Die 11 größten Trash-Filme aller Zeiten
- Sharknado (2013)
- Plan 9 from Outer Space (dt. Titel: Plan 9 aus dem Weltall, 1959)
- The Toxic Avenger (Atomic Hero, 1984)
- Bad Taste (1987)
- Braindead (1992)
- Attack of the Killer Tomatoes! (Angriff der Killertomaten, 1978)
- Star Crash (Star Crash - Sterne im Duell, 1978)
- Pink Flamingos (1972)
- Sharktopus (2010)
- Street Trash (1987)
- Surf Nazis must die (1987)
Gibt es eigentlich auch deutsche Trash-Filme?
Man kann Helge Schneider dazu zählen oder auch "Das deutsche Kettensägenmassaker" von Christoph Schlingensief. Die meisten Trash-Filme sind aber US-amerikanische, was auch gar nicht verwunderlich ist. Trash ist auch eine Gegenreaktion auf den Mainstream, und der wird nun einmal von den Amerikanern dominiert.
Und welcher Trash-Film ist Ihr persönlicher Favorit?
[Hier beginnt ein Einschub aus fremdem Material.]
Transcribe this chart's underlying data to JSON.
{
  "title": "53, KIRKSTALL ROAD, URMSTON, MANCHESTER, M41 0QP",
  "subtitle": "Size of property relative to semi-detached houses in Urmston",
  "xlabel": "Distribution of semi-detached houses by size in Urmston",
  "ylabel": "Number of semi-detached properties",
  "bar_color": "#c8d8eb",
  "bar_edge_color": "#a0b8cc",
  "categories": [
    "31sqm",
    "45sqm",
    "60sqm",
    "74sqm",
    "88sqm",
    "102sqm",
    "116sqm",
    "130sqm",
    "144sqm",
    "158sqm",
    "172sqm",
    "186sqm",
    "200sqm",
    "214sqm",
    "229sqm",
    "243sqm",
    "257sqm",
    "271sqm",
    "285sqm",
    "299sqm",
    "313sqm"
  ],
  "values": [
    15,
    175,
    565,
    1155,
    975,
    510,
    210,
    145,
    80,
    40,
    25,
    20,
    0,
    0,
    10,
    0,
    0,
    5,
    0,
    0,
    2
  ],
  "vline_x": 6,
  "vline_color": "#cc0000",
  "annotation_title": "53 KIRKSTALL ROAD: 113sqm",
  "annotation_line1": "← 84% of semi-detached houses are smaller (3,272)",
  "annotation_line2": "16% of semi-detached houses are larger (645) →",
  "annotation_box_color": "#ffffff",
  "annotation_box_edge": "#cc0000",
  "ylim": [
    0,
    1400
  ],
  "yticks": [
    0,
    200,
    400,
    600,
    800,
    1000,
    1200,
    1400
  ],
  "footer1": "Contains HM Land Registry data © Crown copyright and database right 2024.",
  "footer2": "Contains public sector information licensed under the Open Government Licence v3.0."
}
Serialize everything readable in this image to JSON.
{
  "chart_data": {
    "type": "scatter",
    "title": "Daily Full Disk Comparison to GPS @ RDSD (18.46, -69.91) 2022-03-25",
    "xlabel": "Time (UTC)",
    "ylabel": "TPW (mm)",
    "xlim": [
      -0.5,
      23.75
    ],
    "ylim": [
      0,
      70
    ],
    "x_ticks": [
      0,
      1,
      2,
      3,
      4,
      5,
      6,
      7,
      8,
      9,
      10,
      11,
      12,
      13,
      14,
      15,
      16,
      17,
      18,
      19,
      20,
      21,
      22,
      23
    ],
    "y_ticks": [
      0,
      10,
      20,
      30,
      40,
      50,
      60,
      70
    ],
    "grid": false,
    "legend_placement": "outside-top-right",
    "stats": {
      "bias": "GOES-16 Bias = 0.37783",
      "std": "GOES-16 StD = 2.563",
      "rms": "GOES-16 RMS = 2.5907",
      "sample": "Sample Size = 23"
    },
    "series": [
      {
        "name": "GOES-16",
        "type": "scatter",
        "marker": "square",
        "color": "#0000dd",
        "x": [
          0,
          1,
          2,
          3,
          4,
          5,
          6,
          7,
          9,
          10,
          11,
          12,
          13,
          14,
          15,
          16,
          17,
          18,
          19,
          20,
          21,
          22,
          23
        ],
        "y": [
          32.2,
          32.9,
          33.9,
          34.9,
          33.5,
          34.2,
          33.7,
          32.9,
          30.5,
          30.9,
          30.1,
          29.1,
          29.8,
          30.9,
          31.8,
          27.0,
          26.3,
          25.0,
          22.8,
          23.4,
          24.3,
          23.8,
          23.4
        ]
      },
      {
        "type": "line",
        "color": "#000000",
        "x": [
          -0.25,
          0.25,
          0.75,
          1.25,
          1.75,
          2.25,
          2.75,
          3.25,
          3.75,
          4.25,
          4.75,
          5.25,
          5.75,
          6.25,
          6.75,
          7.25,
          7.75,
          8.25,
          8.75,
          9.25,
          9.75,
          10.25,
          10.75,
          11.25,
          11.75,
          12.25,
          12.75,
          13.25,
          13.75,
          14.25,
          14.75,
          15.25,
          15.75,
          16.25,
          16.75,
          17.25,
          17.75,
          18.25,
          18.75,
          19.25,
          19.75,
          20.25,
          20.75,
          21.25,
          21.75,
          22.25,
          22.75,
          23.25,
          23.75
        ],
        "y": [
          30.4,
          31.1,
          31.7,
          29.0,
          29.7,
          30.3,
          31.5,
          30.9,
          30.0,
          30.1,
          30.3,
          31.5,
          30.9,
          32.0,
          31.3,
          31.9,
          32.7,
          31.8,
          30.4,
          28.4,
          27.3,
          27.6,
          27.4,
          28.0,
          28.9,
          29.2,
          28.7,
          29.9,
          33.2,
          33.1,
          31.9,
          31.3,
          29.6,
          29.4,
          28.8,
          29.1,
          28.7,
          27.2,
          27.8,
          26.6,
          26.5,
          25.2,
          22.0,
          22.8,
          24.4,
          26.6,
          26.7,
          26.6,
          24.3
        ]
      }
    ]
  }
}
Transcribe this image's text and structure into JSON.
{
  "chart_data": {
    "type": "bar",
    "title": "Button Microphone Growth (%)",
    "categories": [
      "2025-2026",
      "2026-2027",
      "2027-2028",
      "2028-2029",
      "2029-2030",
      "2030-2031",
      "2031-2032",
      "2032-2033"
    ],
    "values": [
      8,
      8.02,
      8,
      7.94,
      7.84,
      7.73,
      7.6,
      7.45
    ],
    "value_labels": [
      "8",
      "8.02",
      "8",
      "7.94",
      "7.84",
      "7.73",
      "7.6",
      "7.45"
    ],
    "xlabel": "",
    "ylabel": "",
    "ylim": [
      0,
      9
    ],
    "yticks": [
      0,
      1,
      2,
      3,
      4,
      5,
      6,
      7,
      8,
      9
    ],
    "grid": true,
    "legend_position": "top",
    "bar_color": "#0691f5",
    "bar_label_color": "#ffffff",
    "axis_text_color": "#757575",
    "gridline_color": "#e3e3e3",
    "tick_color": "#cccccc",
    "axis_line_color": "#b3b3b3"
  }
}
Ein Film, den ich wirklich unglaublich fand, ist eine amerikanische Produktion aus dem Jahr 1972, der in Deutschland unter dem Titel "Rabbits" erschienen ist. Der ist sowas von krude. Es geht darum, dass ein Experiment von Wissenschaftlern aus dem Ruder läuft, bei dem Kaninchen mutieren und hinterher Menschen angreifen. Killerkaninchen im Hinterland also. Der Film ist schon von seiner Prämisse bescheuert, und außerdem bleiben Kaninchen nun einmal Kaninchen – also einfach süß! Aber der Film versprüht seinen Charme, das muss man schon sagen.